In the modern era, the Greek language entered a state of diglossia: the coexistence of vernacular and archaizing written forms of the language. What came to be known as the Greek language question was a polarization between two competing varieties of Modern Greek: Dimotiki, the vernacular form of Modern Greek proper, and Katharevousa, meaning 'purified', a compromise between Dimotiki and Ancient Greek, which was developed in the early 19th century and was used for literary and official purposes in the newly formed Greek state. In 1976, Dimotiki was declared the official language of Greece, having incorporated features of Katharevousa and giving birth to Standard Modern Greek, which is used today for all official purposes and in education.
The distribution of major modern Greek dialect areas
The historical unity and continuing identity between the various stages of the Greek language is often emphasised.

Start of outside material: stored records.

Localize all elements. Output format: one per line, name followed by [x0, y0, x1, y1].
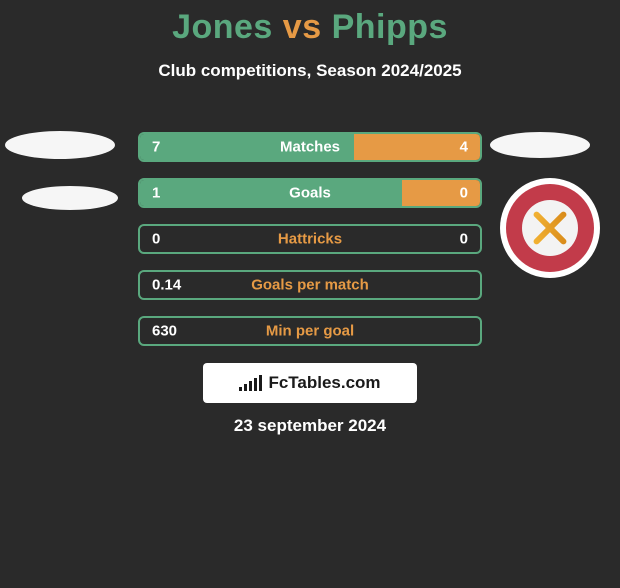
date-text: 23 september 2024 — [0, 416, 620, 436]
player1-name: Jones — [172, 8, 273, 46]
left-club-shape-1 — [5, 131, 115, 159]
stat-value-right: 0 — [460, 185, 468, 202]
stat-label: Goals per match — [251, 277, 369, 294]
branding-bars-icon — [239, 375, 262, 391]
stat-fill-left — [140, 180, 402, 206]
stat-label: Hattricks — [278, 231, 342, 248]
branding-bar — [244, 384, 247, 391]
branding-badge: FcTables.com — [203, 363, 417, 403]
stat-value-left: 0.14 — [152, 277, 181, 294]
player2-name: Phipps — [332, 8, 448, 46]
right-club-shape — [490, 132, 590, 158]
crest-inner — [522, 200, 578, 256]
stat-fill-right — [402, 180, 480, 206]
stat-label: Min per goal — [266, 323, 354, 340]
stat-row: 7 4 Matches — [138, 132, 482, 162]
stat-value-right: 0 — [460, 231, 468, 248]
stat-value-right: 4 — [460, 139, 468, 156]
stat-row: 630 Min per goal — [138, 316, 482, 346]
vs-word: vs — [283, 8, 322, 46]
stat-value-left: 7 — [152, 139, 160, 156]
subtitle: Club competitions, Season 2024/2025 — [0, 61, 620, 81]
stat-value-left: 630 — [152, 323, 177, 340]
stat-label: Goals — [289, 185, 331, 202]
right-club-crest — [500, 178, 600, 278]
comparison-widget: Jones vs Phipps Club competitions, Seaso… — [0, 8, 620, 81]
branding-bar — [259, 375, 262, 391]
title: Jones vs Phipps — [0, 8, 620, 47]
branding-text: FcTables.com — [268, 373, 380, 393]
crest-cross-icon — [530, 208, 570, 248]
stat-row: 0.14 Goals per match — [138, 270, 482, 300]
branding-bar — [239, 387, 242, 391]
left-club-shape-2 — [22, 186, 118, 210]
stat-value-left: 0 — [152, 231, 160, 248]
stat-row: 0 0 Hattricks — [138, 224, 482, 254]
branding-bar — [254, 378, 257, 391]
stat-row: 1 0 Goals — [138, 178, 482, 208]
stat-label: Matches — [280, 139, 340, 156]
branding-bar — [249, 381, 252, 391]
stat-rows: 7 4 Matches 1 0 Goals 0 0 Hattricks 0.14 Goals per… — [138, 132, 482, 362]
stat-value-left: 1 — [152, 185, 160, 202]
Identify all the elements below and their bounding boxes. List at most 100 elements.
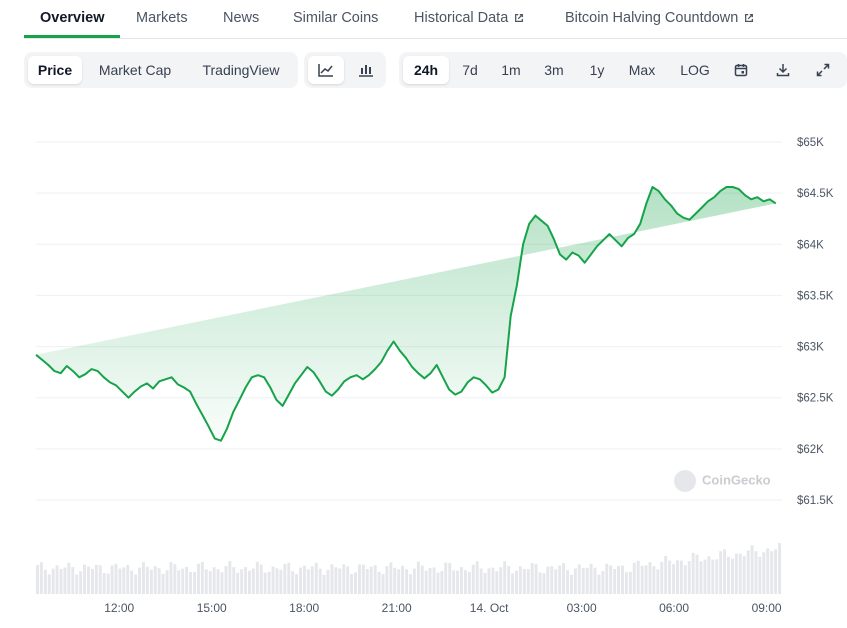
volume-bar — [126, 564, 130, 594]
volume-bar — [299, 567, 303, 594]
range-max-button[interactable]: Max — [628, 62, 656, 78]
volume-bar — [731, 558, 734, 594]
range-toolbar: 24h 7d 1m 3m 1y Max LOG — [399, 52, 847, 88]
range-24h-button[interactable]: 24h — [403, 56, 449, 84]
volume-bar — [640, 565, 644, 594]
range-7d-button[interactable]: 7d — [462, 62, 478, 78]
volume-bar — [416, 561, 420, 594]
market-cap-button[interactable]: Market Cap — [98, 62, 172, 78]
line-chart-icon — [318, 64, 333, 77]
volume-bar — [664, 555, 668, 594]
volume-bar — [255, 561, 259, 594]
volume-bar — [597, 574, 601, 594]
y-tick-label: $64.5K — [797, 188, 834, 200]
line-chart-button[interactable] — [308, 56, 344, 84]
tab-similar-coins[interactable]: Similar Coins — [293, 10, 379, 26]
volume-bar — [279, 569, 283, 594]
tab-historical-data[interactable]: Historical Data — [414, 10, 524, 26]
volume-bar — [153, 566, 157, 594]
volume-bar — [609, 565, 613, 594]
volume-bar — [515, 570, 518, 594]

Although Greek has undergone morphological and phonological changes comparable to those seen in other languages, never since classical antiquity has its cultural, literary, and orthographic tradition been interrupted to the extent that one can speak of a new language emerging. Greek speakers today still tend to regard literary works of ancient Greek as part of their own rather than a foreign language. It is also often stated that the historical changes have been relatively slight compared with some other languages. According to one estimation, "Homeric Greek is probably closer to demotic than 12-century Middle English is to modern spoken English," (Greek has seen fewer changes in 2700 years than English has in 900 years).